The following datasets are used for training

Performance

This is TitaNet-L model which is based on 1D convolutions, residual connections and SEs structure with 25.3M parameters achieves 0.68% EER on voxceleb clean test trial file and Also achieves the following diarization results on common evaluation datasets (without finetuning on any dev set):

EVALUATIONTYPE NIST_SRE_2000 AMI(Lapel) AMI(MixHeadset) CH109
ORACLEKNOWN #SPEAKERS 6.73 2.03 1.73 1.19
ORACLEUNKNOWN #SPEAKERS 5.38 2.03 1.89 1.63

How to use this model

For training and extracting embeddings detailed step by step, procedure has provided in Speaker Verification notebook. and Embeddings extraction script

Embedding Extraction

For a single audio file, one can also extract embeddings inline using

import nemo.collections.asr as nemo_asr
speaker_model = nemo_asr.models.EncDecSpeakerLabelModel.from_pretrained(model_name='titanet_large')
embs = speaker_model.get_embedding('audio_path')

Speaker Verification

Speaker Verification is a task of verifying if two utterances are from the same speaker or not. We provide a helper function to verify the audio files and return True if two provided audio files are from the same speaker, False otherwise. The audio files should be 16KHz mono channel wav files.

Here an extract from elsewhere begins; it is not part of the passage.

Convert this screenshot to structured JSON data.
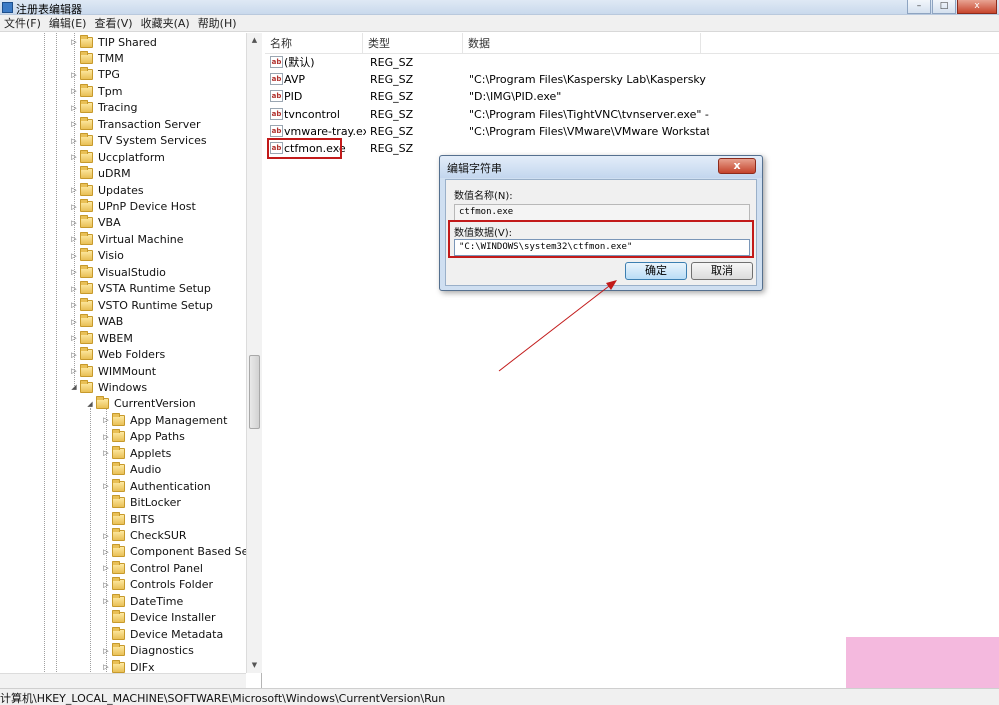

import nemo.collections.asr as nemo_asr
speaker_model = nemo_asr.models.EncDecSpeakerLabelModel.from_pretrained(model_name='titanet_large')
decision = speaker_model.verify_speakers('path/to/one/audio_file','path/to/other/audio_file')

Input

This model accepts 16000 KHz Mono-channel Audio (wav files) as input.

Output

This model provides embeddings of size 192 from a speaker for a given audio sample.

Limitations

This model is trained on both telephonic and non-telephonic speech from voxceleb datasets, Fisher and switch board. If your domain of data differs from trained data or doesnot show relatively good performance consider finetuning for that speech domain.

References

[1] TitaNet: Neural Model for speaker representation with 1D Depth-wise separable convolutions and global context [2] NVIDIA NeMo Toolkit

Licence

License to use this model is covered by the license of the NeMo Toolkit [2]. By downloading the public and release version of the model, you accept the terms and conditions of this license.